By this time, you should be dizzy from Chemical Formulas.  But I want to make one other point while we're on the subject: There is a 'pecking order' for these Vitamins and Minerals, all based on how strong the charge and how big the molecule.  At the top is Aluminum.  At the bottom is Sodium.  In between (in order) are Calcium, Magnesium, Ammonium, and Potassium.  Why should you care about this?  Well, if you feed your Grass too much Calcium, there will be no space left for Magnesium or Potassium.

Clay is good for other reasons.  It binds Soil particles together, and it holds moisture in ways Sandy Soil can only dream of.  Peat Moss, Humus and Compost, even AGED manure added in a ratio of 1:1 to your heavy, thick Clay would create your PERFECT Soil.  You can read up on this in the Potash & Phosphate Institute's cheat sheet on the subject, 'Where Do Cations Fit in My Fertility Program?':

www.ppi-ppic.org/ppiweb/ppinews.nsf/73B193CB2CE9DFF285257173004C875E/$file/Cation+Behavior.pdf

Let's look at the Magic Ingredient, HUMUS.

Humus also has a very strong CEC.  It's made of a combination of (mostly) Carbon, Oxygen and Hydrogen, and carries a net charge that's Negative.  So it's similar to Clay in some important respects.  But of course, you can't shape Humus into Teacups and fire it to make waterproof Cups and Saucers.

By the way, chemical fertilizers are almost always TWO Elements or Polyatomic Ions bonded to create a Salt.

University of Vermont Extension Service points out the value of Organic Matter for improving Clay: 'Organic matter is a great improver for both Clay and Sandy soils.  Compost, Manures, leaf mold, sawdust and organic amendments improve Soil structure and thereby increase its water-holding capacity, aeration and Water infiltration.  These materials are decomposed in the Soil by Soil organisms and their byproducts release plant nutrients and provide sites for nutrient retention.  ... Adequate Water must be present, and warm temperatures will increase the rate at which the microbes work...'

The full report is posted here:

www.ext.vt.edu/pubs/envirohort/426-313/426-313.html

Now, if you're looking for inspiration, you ought to have a look at this illustration in Mother Earth News and the caption:

www.motherearthnews.com/Organic-Gardening/1986-09-01/Green-Manure-Crops.aspx

It says: 'After only two years of green manure cropping, Ecology Action's gardens were transformed from barren ground to the verdancy shown here.'

More advice: 'To get the maximum benefit from a green manure crop, you should compost it.
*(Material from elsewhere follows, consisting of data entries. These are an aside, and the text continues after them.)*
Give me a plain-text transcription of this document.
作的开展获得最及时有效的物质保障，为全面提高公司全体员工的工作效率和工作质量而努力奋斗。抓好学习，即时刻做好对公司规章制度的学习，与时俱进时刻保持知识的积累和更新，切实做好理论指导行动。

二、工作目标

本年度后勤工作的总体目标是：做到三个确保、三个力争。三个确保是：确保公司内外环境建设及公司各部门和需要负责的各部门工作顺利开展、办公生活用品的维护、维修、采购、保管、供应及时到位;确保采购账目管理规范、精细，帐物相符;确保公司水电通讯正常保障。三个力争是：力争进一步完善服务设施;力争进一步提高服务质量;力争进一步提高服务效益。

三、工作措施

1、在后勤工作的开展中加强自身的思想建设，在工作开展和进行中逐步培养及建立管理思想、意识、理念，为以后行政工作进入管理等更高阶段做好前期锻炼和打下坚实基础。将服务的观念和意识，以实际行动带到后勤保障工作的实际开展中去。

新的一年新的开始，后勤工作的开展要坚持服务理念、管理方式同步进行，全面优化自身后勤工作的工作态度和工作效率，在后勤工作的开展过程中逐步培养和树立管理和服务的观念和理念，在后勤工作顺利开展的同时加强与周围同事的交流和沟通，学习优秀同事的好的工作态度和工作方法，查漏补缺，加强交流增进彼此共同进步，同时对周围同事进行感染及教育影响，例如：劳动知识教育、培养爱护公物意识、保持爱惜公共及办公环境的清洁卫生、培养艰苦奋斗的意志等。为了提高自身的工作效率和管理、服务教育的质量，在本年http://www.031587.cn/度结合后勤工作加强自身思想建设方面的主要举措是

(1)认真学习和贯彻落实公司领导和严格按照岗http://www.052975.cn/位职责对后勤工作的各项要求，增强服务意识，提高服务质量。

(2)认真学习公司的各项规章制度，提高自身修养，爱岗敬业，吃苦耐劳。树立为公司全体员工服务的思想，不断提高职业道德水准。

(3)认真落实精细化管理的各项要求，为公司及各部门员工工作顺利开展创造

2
If, instead, you spade or till it directly into the soil, you'll have to wait 30 days for it to decompose before you can plant again. (Turning under such a crop is also quite arduous.)'

They list their favorite Green Manure Cover Crops: Cereal Rye ('produces lots of organic matter'), Mustard ('very fast'), Alfalfa ('better used for long-term soil buildup . . . say, in an area you plan to start cultivating in a year or two') and Banner Fava Beans ('If your Winters don't drop below 10 degrees F, a Fall planting will keep growing throughout the cold months.').
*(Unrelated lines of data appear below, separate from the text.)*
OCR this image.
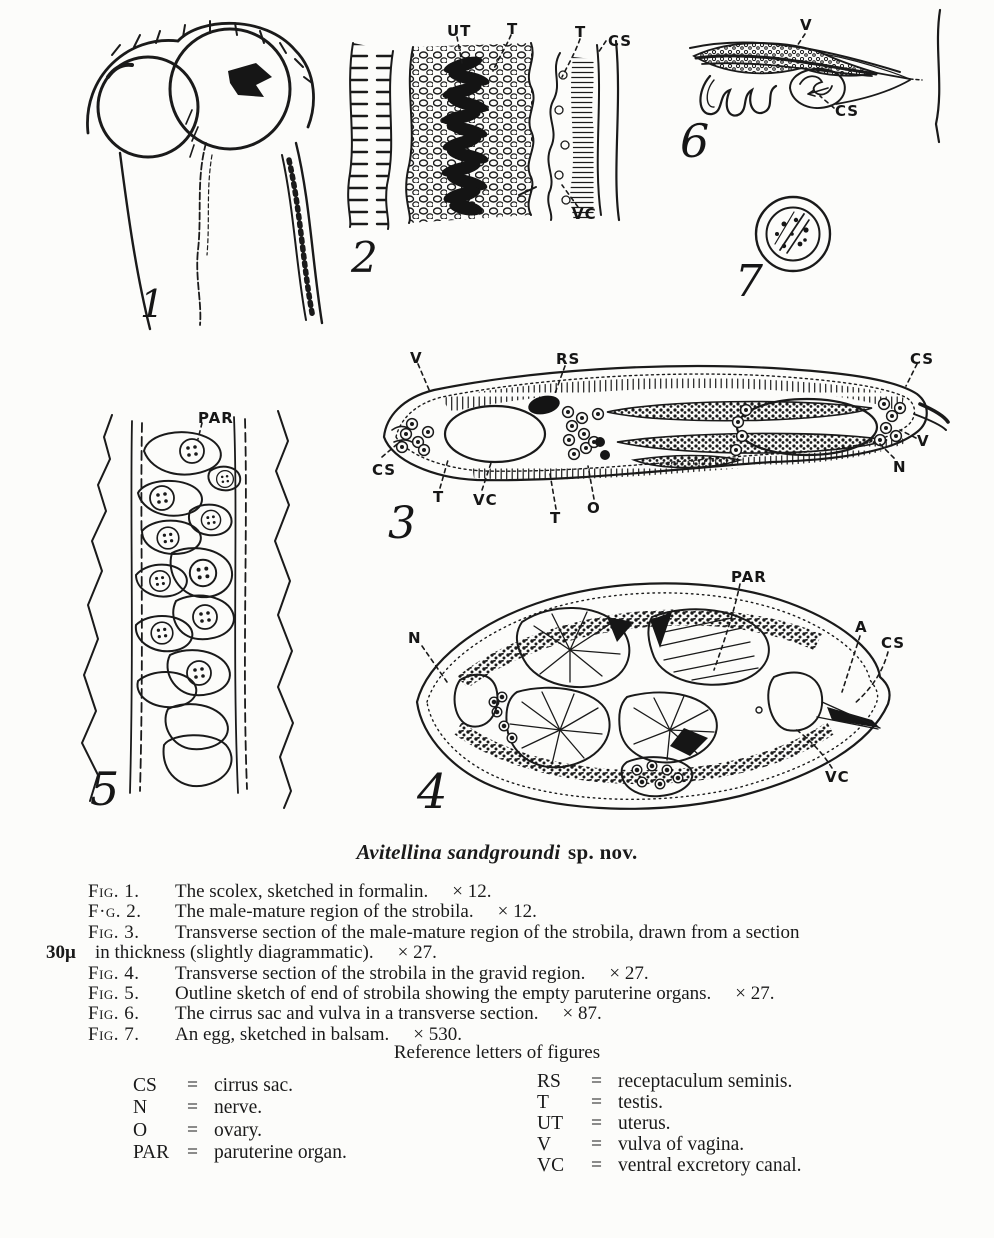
1
UT T	T CS
VC
2
V
CS
6
7
V	RS	CS
CS
T VC
T
O
V
N
3
PAR
5
PAR
N
A
CS
VC
4
Avitellina sandgroundi sp. nov.
Fig. 1. The scolex, sketched in formalin. × 12.
F·g. 2. The male-mature region of the strobila. × 12.
Fig. 3. Transverse section of the male-mature region of the strobila, drawn from a section
30μ in thickness (slightly diagrammatic). × 27.
Fig. 4. Transverse section of the strobila in the gravid region. × 27.
Fig. 5. Outline sketch of end of strobila showing the empty paruterine organs. × 27.
Fig. 6. The cirrus sac and vulva in a transverse section. × 87.
Fig. 7. An egg, sketched in balsam. × 530.
Reference letters of figures
CS = cirrus sac.
N = nerve.
O = ovary.
PAR = paruterine organ.
RS = receptaculum seminis.
T = testis.
UT = uterus.
V = vulva of vagina.
VC = ventral excretory canal.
Next 4 favorites: Alsike Clover ('tolerates depleted, acidic, and poorly drained ground . . . [and] produces an adequate (not large) amount of Green matter and Nitrogen).'

Fodder Fadish ('deep taproot ... produces more organic matter per day than almost any other green Manure crop.'

Woolly Pod Vetch ('like Alsike Clover, good at growing in poor Soil .. medium-fast-growing ... ').

Foul Muddammas Beans ('fix up to 16 or more pounds of Nitrogen per 100 square feet').

There are LOTS of cover crops you can choose from.  My favorite is still Alfalfa.  Before you do your Soil test, work on the Soil Organic Matter numbers with your Cover Crop.  And when you do till, make sure to do it LIGHTLY/ROUGHLY, so that you don't scare the Earthworms away.  Your followups invited.